Yeah, my nose is still buried in Morgoth's ring. Today it is 9/11. But for us we soon will be remembered of 11/2, then there will be 3/11/2004 (= 911 Days after 9/11) and 7/7.
When I opened the book this morning to read, I immediately read these lines:
'Have ye then no hope?' said Finrod.
'What is hope?' she said. 'An expectation of good, which though
uncertain has some foundation in what is known? Then we have
none.'
'That is one thing that Men call "hope",' said Finrod. 'Amdir we call it, "looking up". But there is another which is founded deeper. Estel we call it, that is "trust". It is not defeated by the ways of the world, for it does not come from experience, but from our nature and first being. If we are indeed the Eruhin, the Children of the One, then He will not suffer Himself to be deprived of His own, not by any Enemy, not even by ourselves. This is the last foundation of Estel, which we keep even when we contemplate the End: of all His designs the issue must be for His Children's joy. Amdir you have not, you say. Does no Estel at all abide?'
'Maybe,' she said. 'But no! Do you not perceive that it is part of our wound that Estel should falter and its foundations be shaken? Are we the Children of the One? Are we not cast off finally? Or were we ever so? Is not the Nameless the Lord of the World?'
'Say it not even in question!' said Finrod.
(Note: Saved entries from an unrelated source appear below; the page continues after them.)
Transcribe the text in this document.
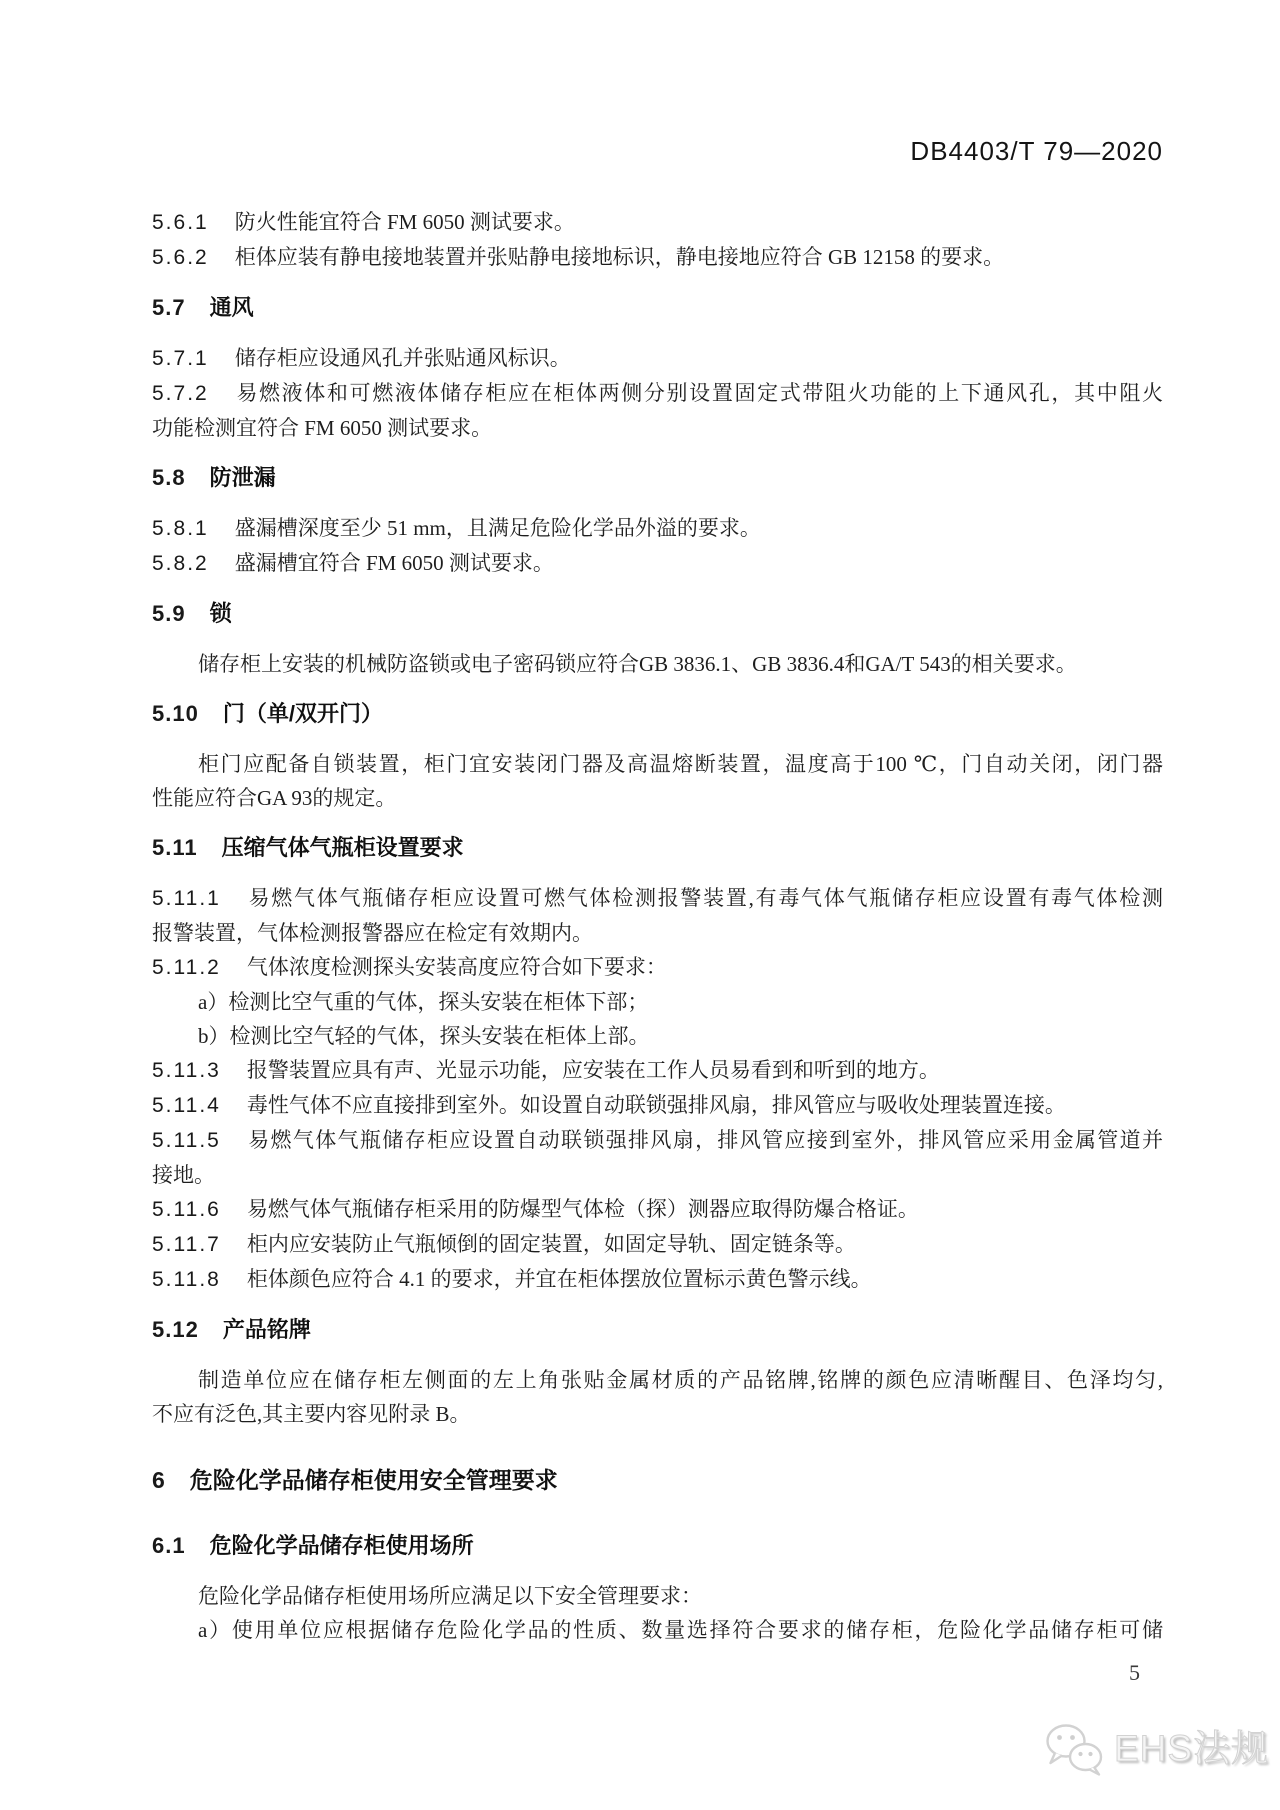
DB4403/T 79—2020
5.6.1 防火性能宜符合 FM 6050 测试要求。
5.6.2 柜体应装有静电接地装置并张贴静电接地标识，静电接地应符合 GB 12158 的要求。
5.7 通风
5.7.1 储存柜应设通风孔并张贴通风标识。
5.7.2 易燃液体和可燃液体储存柜应在柜体两侧分别设置固定式带阻火功能的上下通风孔，其中阻火
功能检测宜符合 FM 6050 测试要求。
5.8 防泄漏
5.8.1 盛漏槽深度至少 51 mm，且满足危险化学品外溢的要求。
5.8.2 盛漏槽宜符合 FM 6050 测试要求。
5.9 锁
储存柜上安装的机械防盗锁或电子密码锁应符合GB 3836.1、GB 3836.4和GA/T 543的相关要求。
5.10 门（单/双开门）
柜门应配备自锁装置，柜门宜安装闭门器及高温熔断装置，温度高于100 ℃，门自动关闭，闭门器
性能应符合GA 93的规定。
5.11 压缩气体气瓶柜设置要求
5.11.1 易燃气体气瓶储存柜应设置可燃气体检测报警装置,有毒气体气瓶储存柜应设置有毒气体检测
报警装置，气体检测报警器应在检定有效期内。
5.11.2 气体浓度检测探头安装高度应符合如下要求：
a）检测比空气重的气体，探头安装在柜体下部；
b）检测比空气轻的气体，探头安装在柜体上部。
5.11.3 报警装置应具有声、光显示功能，应安装在工作人员易看到和听到的地方。
5.11.4 毒性气体不应直接排到室外。如设置自动联锁强排风扇，排风管应与吸收处理装置连接。
5.11.5 易燃气体气瓶储存柜应设置自动联锁强排风扇，排风管应接到室外，排风管应采用金属管道并
接地。
5.11.6 易燃气体气瓶储存柜采用的防爆型气体检（探）测器应取得防爆合格证。
5.11.7 柜内应安装防止气瓶倾倒的固定装置，如固定导轨、固定链条等。
5.11.8 柜体颜色应符合 4.1 的要求，并宜在柜体摆放位置标示黄色警示线。
5.12 产品铭牌
制造单位应在储存柜左侧面的左上角张贴金属材质的产品铭牌,铭牌的颜色应清晰醒目、色泽均匀,
不应有泛色,其主要内容见附录 B。
6 危险化学品储存柜使用安全管理要求
6.1 危险化学品储存柜使用场所
危险化学品储存柜使用场所应满足以下安全管理要求：
a）使用单位应根据储存危险化学品的性质、数量选择符合要求的储存柜，危险化学品储存柜可储
5
EHS法规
'It cannot be unsaid,' answered Andreth, 'if you would understand the
despair in which we walk. Or in which most Men walk. Among the Atani,
as you call us, or the Seekers as we say: those who left the lands of
despair and the Men of darkness and journeyed west in vain hope:
it is believed that healing may yet be found, or that there is some way
of escape. But is this indeed Estel? Is it not Amdir rather; but
without reason: mere flight in a dream from what waking they know: that
there is no escape from darkness and death?'
'Mere flight in a dream you say,' answered Finrod. 'In dream many desires are revealed; and desire may be the last flicker of Estel. But you do not mean dream, Andreth. You confound dream and waking with hope and belief, to make the one more doubtful and the other more sure. Are they asleep when they speak of escape and healing?'
'Asleep or awake, they say nothing clearly,' answered Andreth. 'How or when shall healing come? To what manner of being shall those who see that time be re-made? And what of us who before it go out into darkness unhealed? To such questions only those of the [Old Hope] (as they call themselves) have any guess of an answer.'
May hope be in your hearts today and the days ahead of us.